Despite what you say, i disagree that the level of physics nvidias PhysX provides us with can be achieved by a good CPU without being at much expense to performance. If the CPU could do all this real time fluid simulation and the rest of it, why has it never been pulled off to look and behave even half as good as PhysX does ?
I'll pretend for a minute that CPU's can do the task just as well without sacrificing much gameplay performance, that's great and all, but i can still only get it by using a PhysX card. It is essentially pointless to argue whether the CPU can or can not do the task, the fact of the matter is
the only way to experience PhysX like physics is by using a nVidia card whether this is because only GPU's are powerful enough or nVidia pays all these devs to restrict the realisticness of there in game physics does not matter, the fact remains the same.

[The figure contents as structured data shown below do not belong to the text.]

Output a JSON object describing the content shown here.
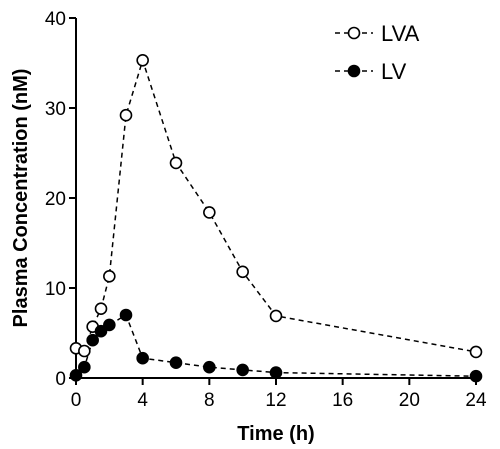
{
  "chart_data": {
    "type": "line",
    "x_label": "Time (h)",
    "y_label": "Plasma Concentration (nM)",
    "x": [
      0,
      0.5,
      1,
      1.5,
      2,
      3,
      4,
      6,
      8,
      10,
      12,
      24
    ],
    "series": [
      {
        "name": "LVA",
        "color": "#000000",
        "marker_fill": "#ffffff",
        "values": [
          3.3,
          3.0,
          5.7,
          7.7,
          11.3,
          29.2,
          35.3,
          23.9,
          18.4,
          11.8,
          6.9,
          2.9
        ]
      },
      {
        "name": "LV",
        "color": "#000000",
        "marker_fill": "#000000",
        "values": [
          0.3,
          1.2,
          4.2,
          5.2,
          5.9,
          7.0,
          2.2,
          1.7,
          1.2,
          0.9,
          0.6,
          0.2
        ]
      }
    ],
    "line_style": "dashed",
    "xlim": [
      0,
      24
    ],
    "xticks": [
      0,
      4,
      8,
      12,
      16,
      20,
      24
    ],
    "ylim": [
      0,
      40
    ],
    "yticks": [
      0,
      10,
      20,
      30,
      40
    ],
    "legend": "upper right"
  }
}
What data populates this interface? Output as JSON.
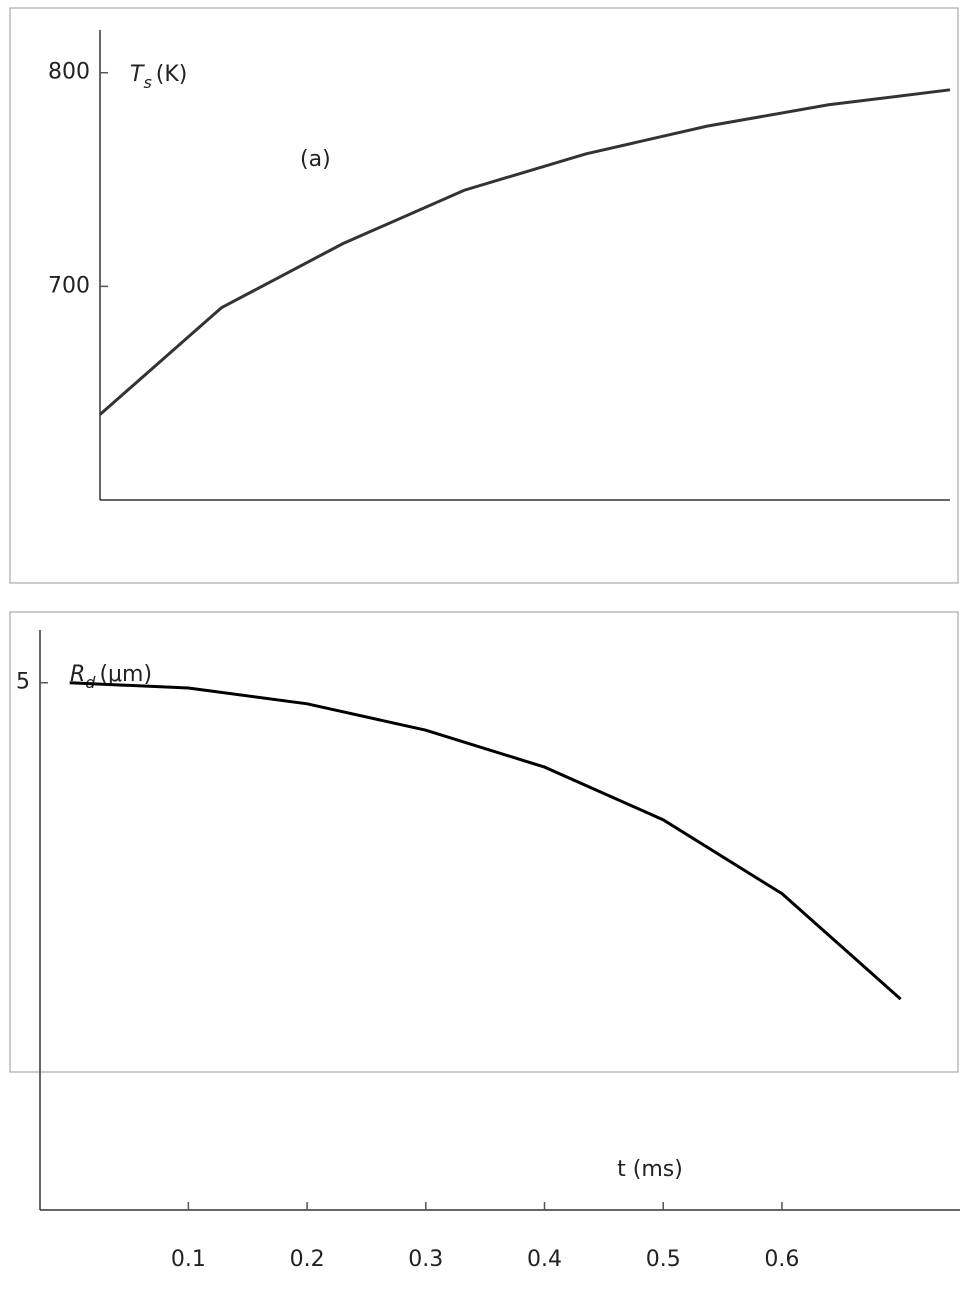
{
  "chart_data": [
    {
      "type": "line",
      "ylabel": "T",
      "ylabel_sub": "s",
      "ylabel_unit": "(K)",
      "annotation": "(a)",
      "x": [
        0,
        0.1,
        0.2,
        0.3,
        0.4,
        0.5,
        0.6,
        0.7
      ],
      "series": [
        {
          "color": "#333333",
          "values": [
            640,
            690,
            720,
            745,
            762,
            775,
            785,
            792
          ]
        }
      ],
      "xlim": [
        0,
        0.7
      ],
      "ylim": [
        600,
        820
      ],
      "yticks": [
        700,
        800
      ]
    },
    {
      "type": "line",
      "ylabel": "R",
      "ylabel_sub": "d",
      "ylabel_unit": "(μm)",
      "xlabel": "t (ms)",
      "x": [
        0,
        0.1,
        0.2,
        0.3,
        0.4,
        0.5,
        0.6,
        0.7
      ],
      "series": [
        {
          "color": "#000000",
          "values": [
            5,
            4.95,
            4.8,
            4.55,
            4.2,
            3.7,
            3.0,
            2.0
          ]
        }
      ],
      "xlim": [
        -0.025,
        0.75
      ],
      "ylim": [
        0,
        5.5
      ],
      "yticks": [
        5
      ],
      "xticks": [
        0.1,
        0.2,
        0.3,
        0.4,
        0.5,
        0.6
      ]
    }
  ]
}
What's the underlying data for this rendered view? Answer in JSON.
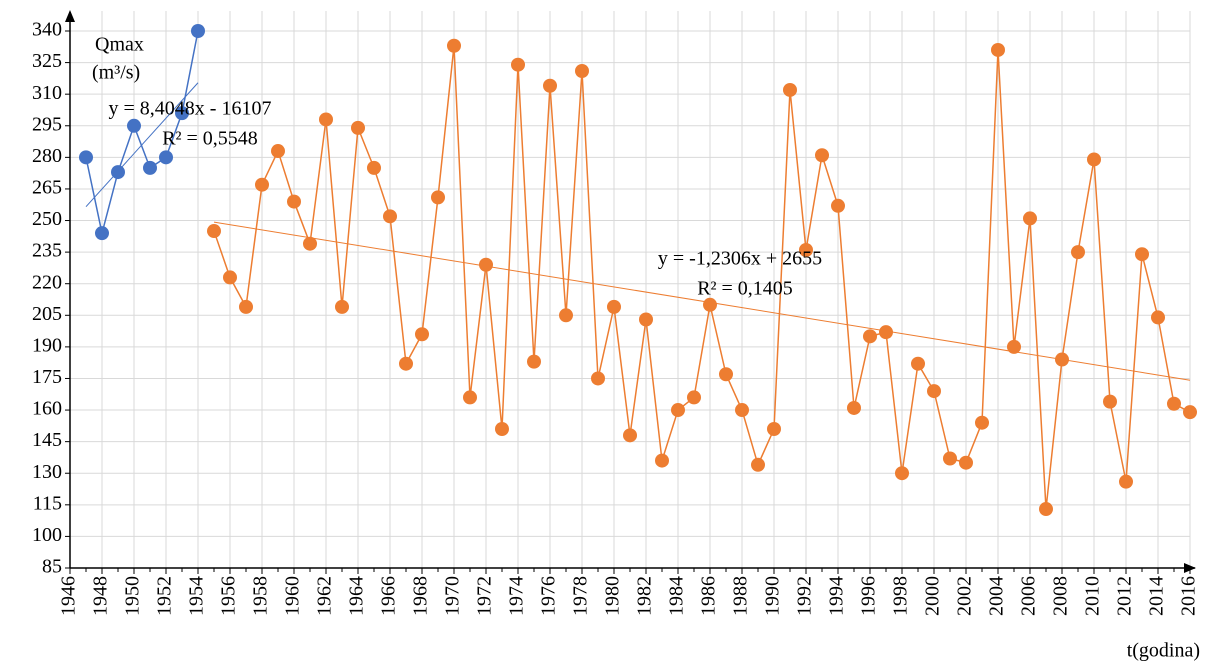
{
  "chart_data": {
    "type": "line",
    "y_label": [
      "Qmax",
      "(m³/s)"
    ],
    "x_label": "t(godina)",
    "xlim": [
      1946,
      2016
    ],
    "xticks": [
      1946,
      1948,
      1950,
      1952,
      1954,
      1956,
      1958,
      1960,
      1962,
      1964,
      1966,
      1968,
      1970,
      1972,
      1974,
      1976,
      1978,
      1980,
      1982,
      1984,
      1986,
      1988,
      1990,
      1992,
      1994,
      1996,
      1998,
      2000,
      2002,
      2004,
      2006,
      2008,
      2010,
      2012,
      2014,
      2016
    ],
    "ylim": [
      85,
      340
    ],
    "yticks": [
      85,
      100,
      115,
      130,
      145,
      160,
      175,
      190,
      205,
      220,
      235,
      250,
      265,
      280,
      295,
      310,
      325,
      340
    ],
    "grid": true,
    "series": [
      {
        "color": "#4472c4",
        "x": [
          1947,
          1948,
          1949,
          1950,
          1951,
          1952,
          1953,
          1954
        ],
        "values": [
          280,
          244,
          273,
          295,
          275,
          280,
          301,
          340
        ],
        "trendline": {
          "equation": "y = 8,4048x - 16107",
          "r2": "R² = 0,5548"
        }
      },
      {
        "color": "#ed7d31",
        "x": [
          1955,
          1956,
          1957,
          1958,
          1959,
          1960,
          1961,
          1962,
          1963,
          1964,
          1965,
          1966,
          1967,
          1968,
          1969,
          1970,
          1971,
          1972,
          1973,
          1974,
          1975,
          1976,
          1977,
          1978,
          1979,
          1980,
          1981,
          1982,
          1983,
          1984,
          1985,
          1986,
          1987,
          1988,
          1989,
          1990,
          1991,
          1992,
          1993,
          1994,
          1995,
          1996,
          1997,
          1998,
          1999,
          2000,
          2001,
          2002,
          2003,
          2004,
          2005,
          2006,
          2007,
          2008,
          2009,
          2010,
          2011,
          2012,
          2013,
          2014,
          2015,
          2016
        ],
        "values": [
          245,
          223,
          209,
          267,
          283,
          259,
          239,
          298,
          209,
          294,
          275,
          252,
          182,
          196,
          261,
          333,
          166,
          229,
          151,
          324,
          183,
          314,
          205,
          321,
          175,
          209,
          148,
          203,
          136,
          160,
          166,
          210,
          177,
          160,
          134,
          151,
          312,
          236,
          281,
          257,
          161,
          195,
          197,
          130,
          182,
          169,
          137,
          135,
          154,
          331,
          190,
          251,
          113,
          184,
          235,
          279,
          164,
          126,
          234,
          204,
          163,
          159
        ],
        "trendline": {
          "equation": "y = -1,2306x + 2655",
          "r2": "R² = 0,1405"
        }
      }
    ]
  }
}
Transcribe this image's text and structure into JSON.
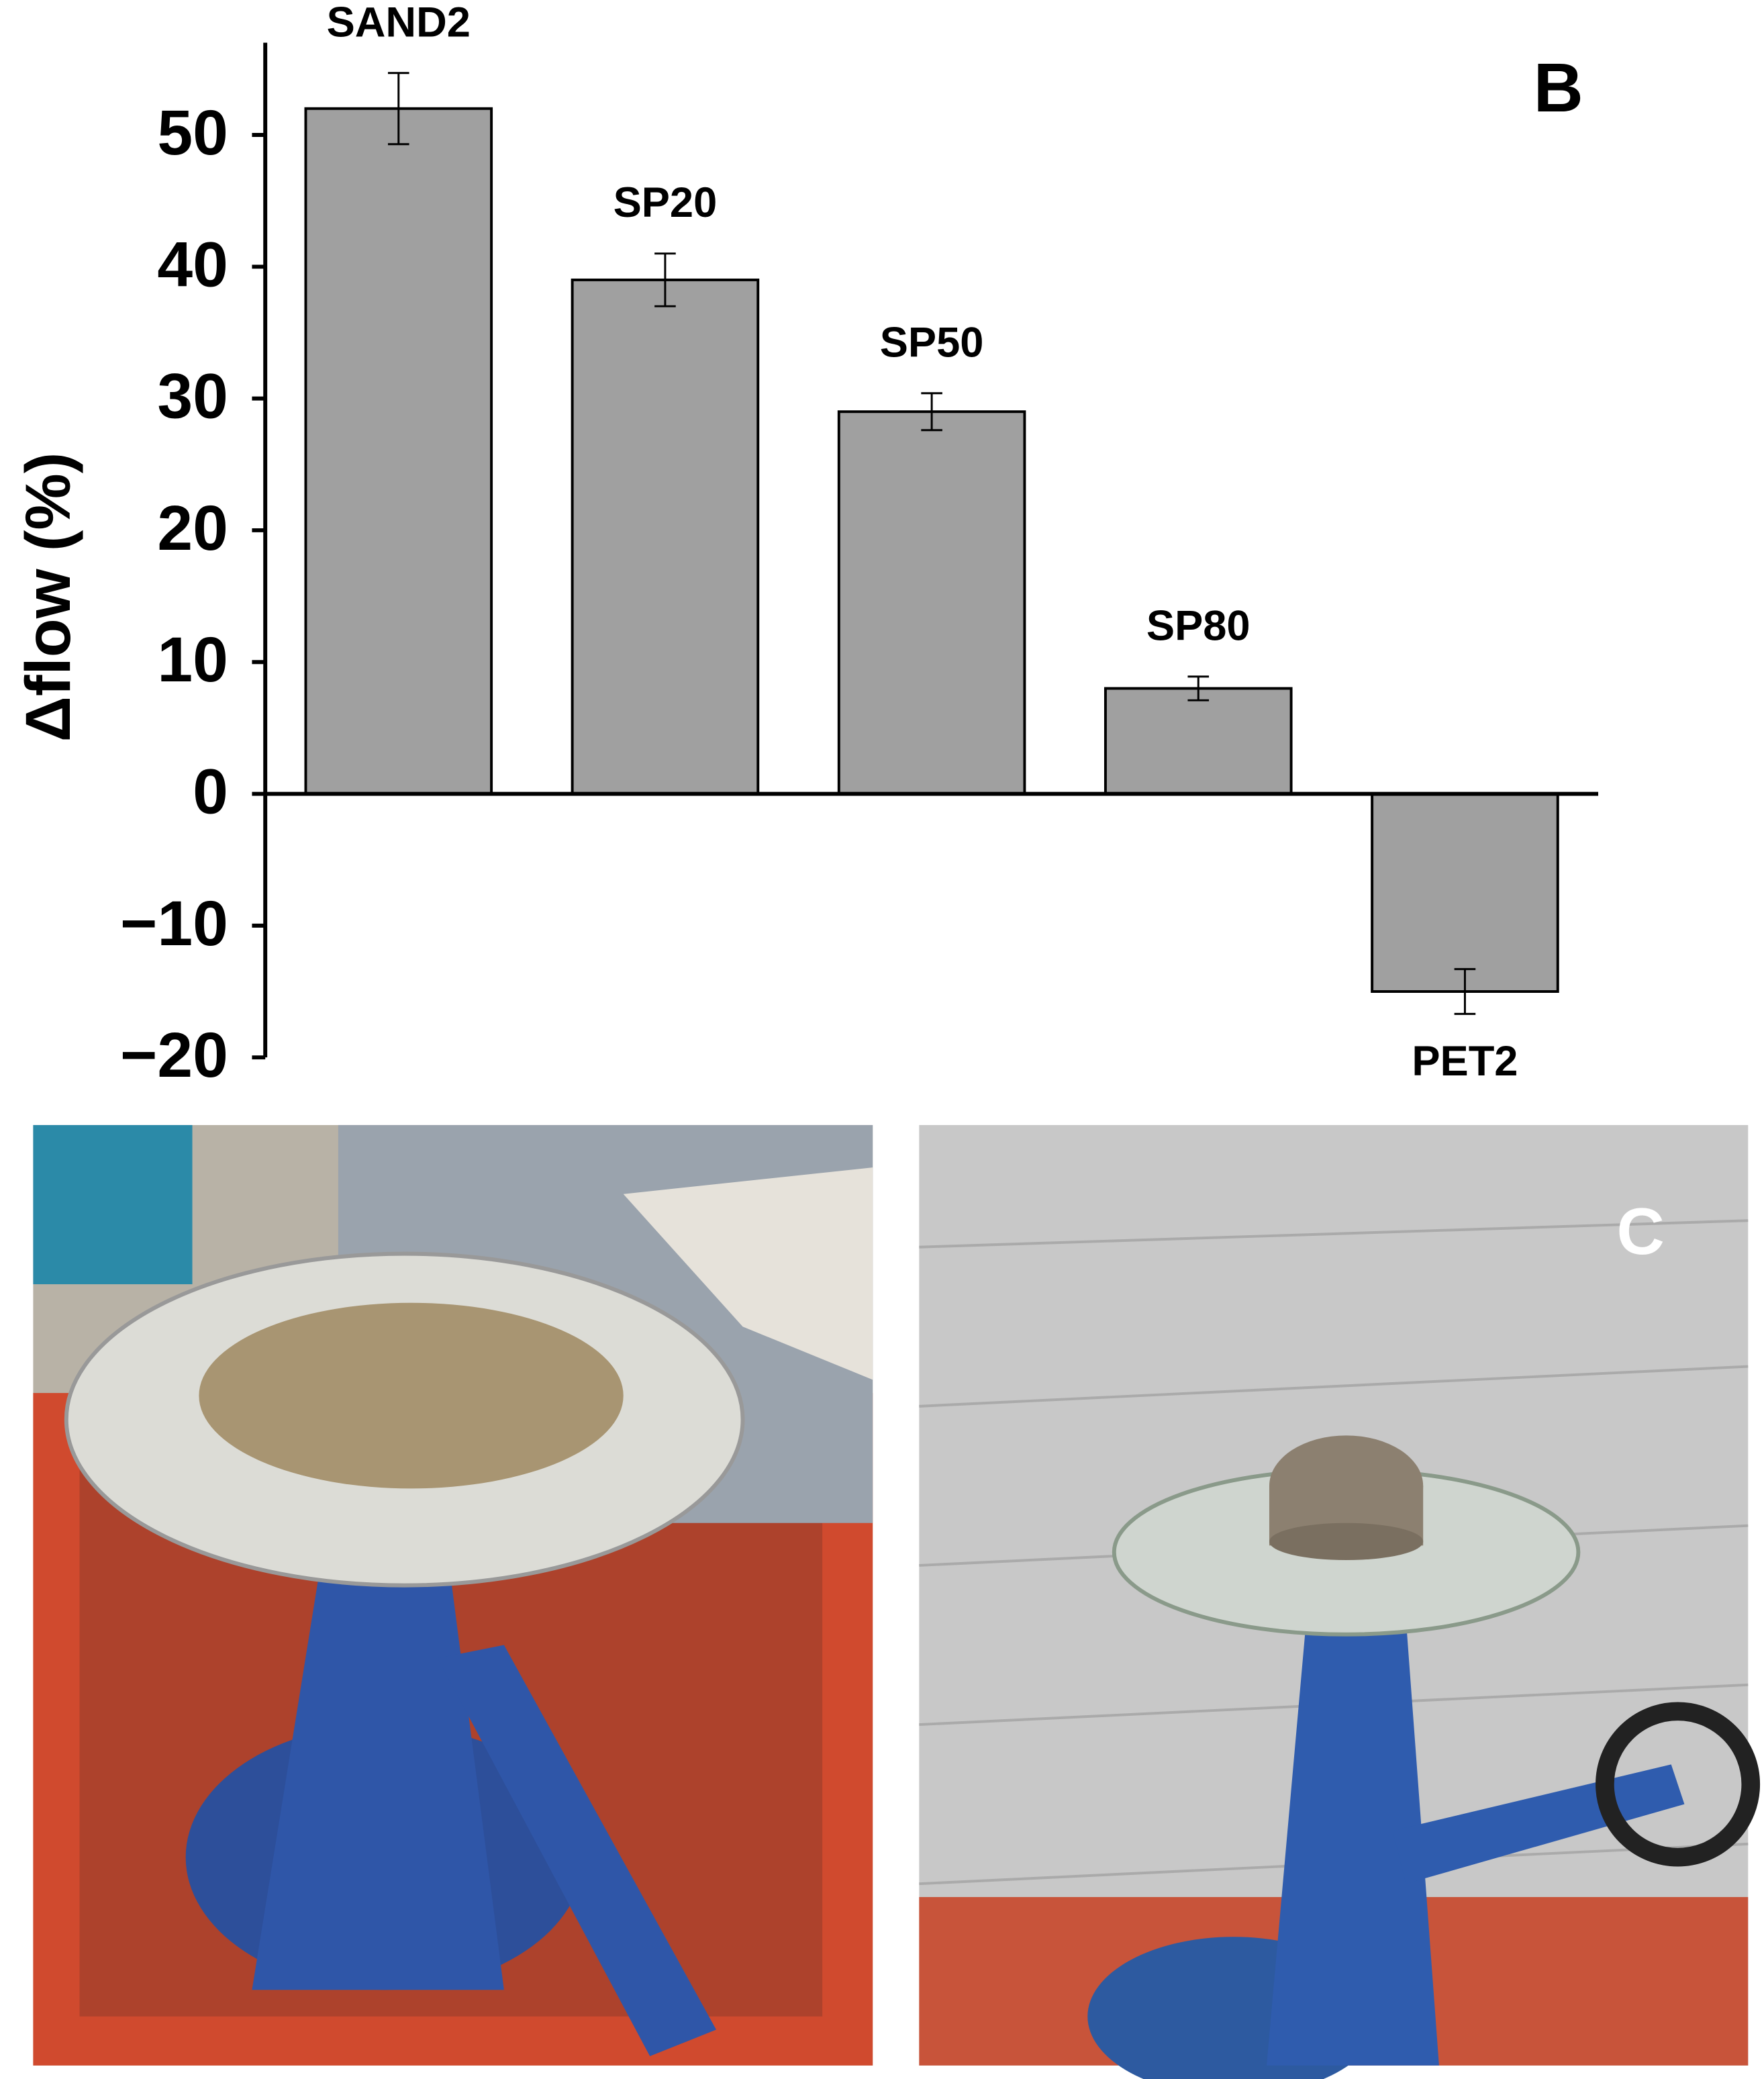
{
  "chart_data": {
    "type": "bar",
    "panel_label": "B",
    "ylabel": "Δflow (%)",
    "categories": [
      "SAND2",
      "SP20",
      "SP50",
      "SP80",
      "PET2"
    ],
    "values": [
      52,
      39,
      29,
      8,
      -15
    ],
    "errors": [
      2.7,
      2,
      1.4,
      0.9,
      1.7
    ],
    "color": "#a0a0a0",
    "ylim": [
      -20,
      57
    ],
    "yticks": [
      {
        "value": -20,
        "label": "−20"
      },
      {
        "value": -10,
        "label": "−10"
      },
      0,
      10,
      20,
      30,
      40,
      50
    ],
    "grid": false
  },
  "photo_c_label": "C"
}
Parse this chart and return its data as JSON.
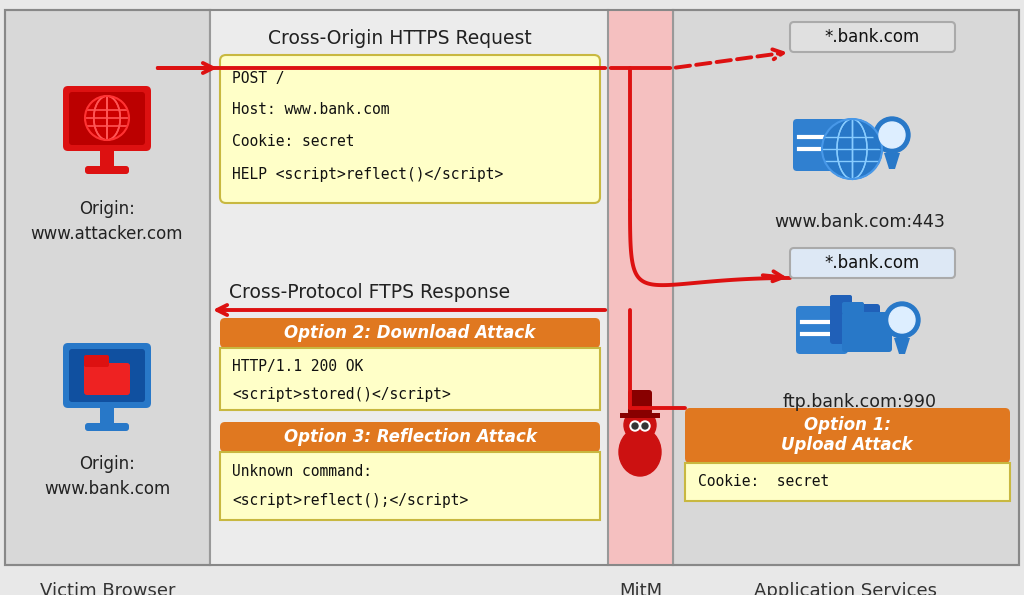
{
  "bg_color": "#e8e8e8",
  "light_yellow": "#ffffc8",
  "orange": "#e07820",
  "red": "#dd1111",
  "blue": "#2878c8",
  "dark_gray": "#222222",
  "pink_bg": "#f5c0c0",
  "panel_gray": "#dcdcdc",
  "mid_gray": "#e8e8e8",
  "code_box1_lines": [
    "POST /",
    "Host: www.bank.com",
    "Cookie: secret",
    "HELP <script>reflect()</script>"
  ],
  "code_box2_lines": [
    "HTTP/1.1 200 OK",
    "<script>stored()</script>"
  ],
  "code_box3_lines": [
    "Unknown command:",
    "<script>reflect();</script>"
  ],
  "upload_line": "Cookie:  secret",
  "option1_label": "Option 1:\nUpload Attack",
  "option2_label": "Option 2: Download Attack",
  "option3_label": "Option 3: Reflection Attack",
  "www_bank_label": "www.bank.com:443",
  "ftp_bank_label": "ftp.bank.com:990",
  "cert_label1": "*.bank.com",
  "cert_label2": "*.bank.com",
  "top_request_label": "Cross-Origin HTTPS Request",
  "bottom_response_label": "Cross-Protocol FTPS Response",
  "origin1_label": "Origin:\nwww.attacker.com",
  "origin2_label": "Origin:\nwww.bank.com",
  "label_victim": "Victim Browser",
  "label_mitm": "MitM",
  "label_app": "Application Services"
}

And zmatt, you are talking about only ever basing your decision off Price/Performance, if this was the same for me i too would of got a 5870. But it isn't, i like what PhysX gives me, and i like what CUDA does, and i actually prefer nvidia over ATI as i'm sure many other people do. Whether all these features are cons or not is again, totally irrelevent, i couldn't get them by getting an ATI card or by getting a better CPU.
Subjective due to ignorance. The bit with computers is everything can be quantified however you want. You can make a very good case that a 4870 simply is not fast enough with benchmarks. You can also argue the price/performance ratio of any particular card/chip.anything is insufficient to warrant buying it. All you need is the numbers, and when you are dealing with a very number oriented topic everything else is pretty pointless. Also anyone who has that kind of money really doesn't need our help. They should go ahead and spend it on the biggest parts and make us feel bad about ourselves.
Also, stop posting on a forum and go eat some dinner or watch some prime time tv. It's 3 am here, but you're far from done.
But for the quantitative data to mean anything to the end user, they must have the correct subjective views. If i define 'fast enough' for me as 5fps, or that i don't care about benchmark, the 4870 immediately becomes fast enough for every game out there, even when you look at the quantitative data. You can look at quantitative data and say "This is fastest" and on the inverse "This is slowest" but you can not say "This is fast enough for me" or "This is to slow for me" to be able to provide those two statements as answers a subjective view on the performance required must be gave.